Dostęp do okna, przede wszystkim...kocia telewizja potrafi zająć futrzaka na długo, zabawki porozrzucane po pokoju jednak nigdy go jakoś nie interesowały. Po powrocie znajdowały się w tym samym miejscu gdzie je zostawiłam.
Wyjątkiem jest wydaje mi się nabyty dwa tygodnie temu tunel z latającą, świecącą na czerwono kulką.

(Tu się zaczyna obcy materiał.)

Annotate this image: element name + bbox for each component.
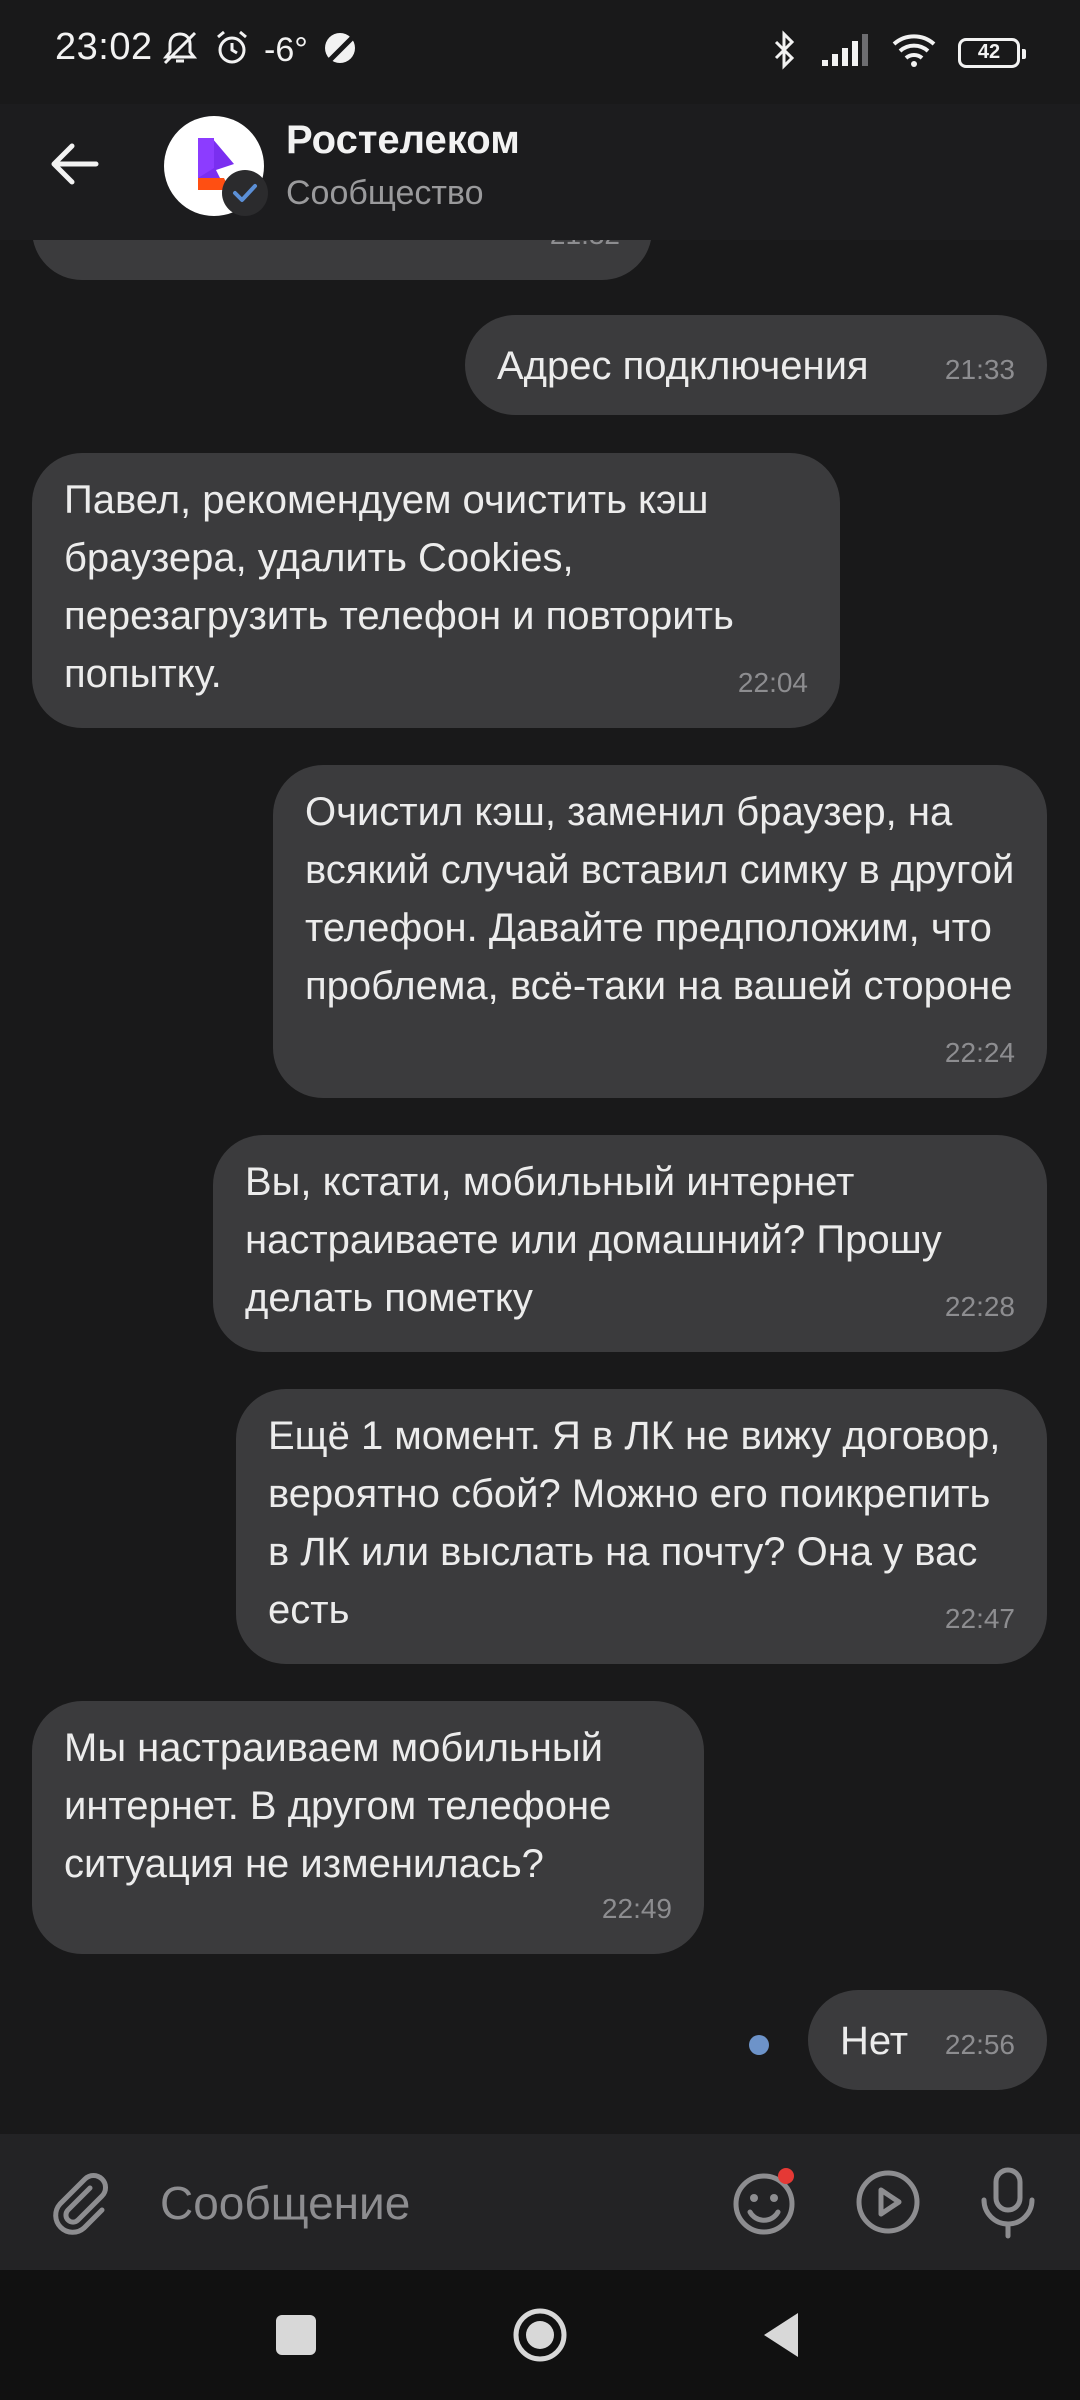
message-bubble-outgoing[interactable]: Ещё 1 момент. Я в ЛК не вижу договор, ве… xyxy=(236,1389,1047,1664)
unread-indicator xyxy=(749,2035,769,2055)
status-time: 23:02 xyxy=(55,26,153,68)
message-bubble-incoming[interactable]: 21:32 xyxy=(32,240,652,280)
message-text: Вы, кстати, мобильный интернет настраива… xyxy=(245,1160,942,1320)
back-nav-button[interactable] xyxy=(754,2305,814,2365)
message-bubble-incoming[interactable]: Мы настраиваем мобильный интернет. В дру… xyxy=(32,1701,704,1954)
battery-icon: 42 xyxy=(958,37,1026,68)
play-circle-icon xyxy=(856,2170,920,2234)
message-text: Павел, рекомендуем очистить кэш браузера… xyxy=(64,478,734,696)
home-button[interactable] xyxy=(510,2305,570,2365)
home-circle-icon xyxy=(513,2308,567,2362)
status-bar: 23:02 -6° 42 xyxy=(0,0,1080,104)
message-text: Ещё 1 момент. Я в ЛК не вижу договор, ве… xyxy=(268,1414,1001,1632)
chat-title[interactable]: Ростелеком xyxy=(286,118,520,163)
message-bubble-outgoing[interactable]: Очистил кэш, заменил браузер, на всякий … xyxy=(273,765,1047,1098)
message-text: Очистил кэш, заменил браузер, на всякий … xyxy=(305,790,1015,1008)
message-bubble-outgoing[interactable]: Адрес подключения 21:33 xyxy=(465,315,1047,415)
microphone-icon xyxy=(981,2167,1035,2239)
status-icons-right: 42 xyxy=(772,30,1026,75)
message-time: 21:32 xyxy=(550,240,620,264)
message-text: Адрес подключения xyxy=(497,344,869,388)
weather-icon xyxy=(320,28,360,73)
message-composer xyxy=(0,2134,1080,2270)
message-time: 22:04 xyxy=(737,667,808,698)
bluetooth-icon xyxy=(772,30,798,75)
back-button[interactable] xyxy=(44,132,108,196)
message-input[interactable] xyxy=(158,2170,682,2236)
video-message-button[interactable] xyxy=(852,2166,924,2238)
message-time: 22:49 xyxy=(601,1893,672,1924)
mute-icon xyxy=(160,28,200,73)
message-time: 22:28 xyxy=(944,1291,1015,1322)
message-text: Мы настраиваем мобильный интернет. В дру… xyxy=(64,1726,612,1886)
message-list[interactable]: 21:32 Адрес подключения 21:33 Павел, рек… xyxy=(0,240,1080,2134)
alarm-icon xyxy=(212,28,252,73)
message-bubble-outgoing[interactable]: Вы, кстати, мобильный интернет настраива… xyxy=(213,1135,1047,1352)
wifi-icon xyxy=(892,32,936,73)
message-bubble-incoming[interactable]: Павел, рекомендуем очистить кэш браузера… xyxy=(32,453,840,728)
emoji-button[interactable] xyxy=(730,2166,802,2238)
signal-icon xyxy=(820,32,870,73)
chat-subtitle: Сообщество xyxy=(286,174,484,212)
message-time: 22:47 xyxy=(944,1603,1015,1634)
system-navigation-bar xyxy=(0,2270,1080,2400)
message-time: 21:33 xyxy=(944,354,1015,385)
message-time: 22:24 xyxy=(944,1037,1015,1068)
square-icon xyxy=(276,2315,316,2355)
arrow-left-icon xyxy=(51,143,99,185)
attach-button[interactable] xyxy=(44,2166,116,2238)
temperature-text: -6° xyxy=(264,31,308,69)
triangle-back-icon xyxy=(764,2313,798,2357)
paperclip-icon xyxy=(53,2173,108,2235)
voice-message-button[interactable] xyxy=(972,2164,1044,2240)
message-bubble-outgoing[interactable]: Нет 22:56 xyxy=(808,1990,1047,2090)
chat-header: Ростелеком Сообщество xyxy=(0,104,1080,240)
status-icons-left: -6° xyxy=(160,28,360,73)
smile-icon xyxy=(733,2168,795,2235)
verified-badge-icon xyxy=(222,170,268,216)
recents-button[interactable] xyxy=(266,2305,326,2365)
message-time: 22:56 xyxy=(944,2029,1015,2060)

Bailey szaleje za nim już od samego początku, piłeczka, której nie może wydostać absorbuje go na dobre pół godziny. Popycha ją, toczy, próbuje wyciągnąć, upolować, rozkłada się obok, gryzie, drapie. Wiele radości, które co lepsze kot może dostarczy sobie sam na sam z zabawką. Gdy wracam do domu, zabawka znajduje się zawsze w innym ułożeniu, widać, że kocisko interesowało się nią podczas mojej nieobecności. Czasami tylko żałuję, że nie mogłam tego zobaczyć...przy polowaniach Puco kręci tyłeczkiem lepiej niż niejedna modelka.
Jedyne niebezpieczeństwo toru - hałasy o 2 w nocy.
Żadne zabawki, nawet najlepsze nie mają oczywiście szans w porównaniu z towarzystwem człowieka. Więc po pracy do roboty i latamy z piórkami za naszym kotem.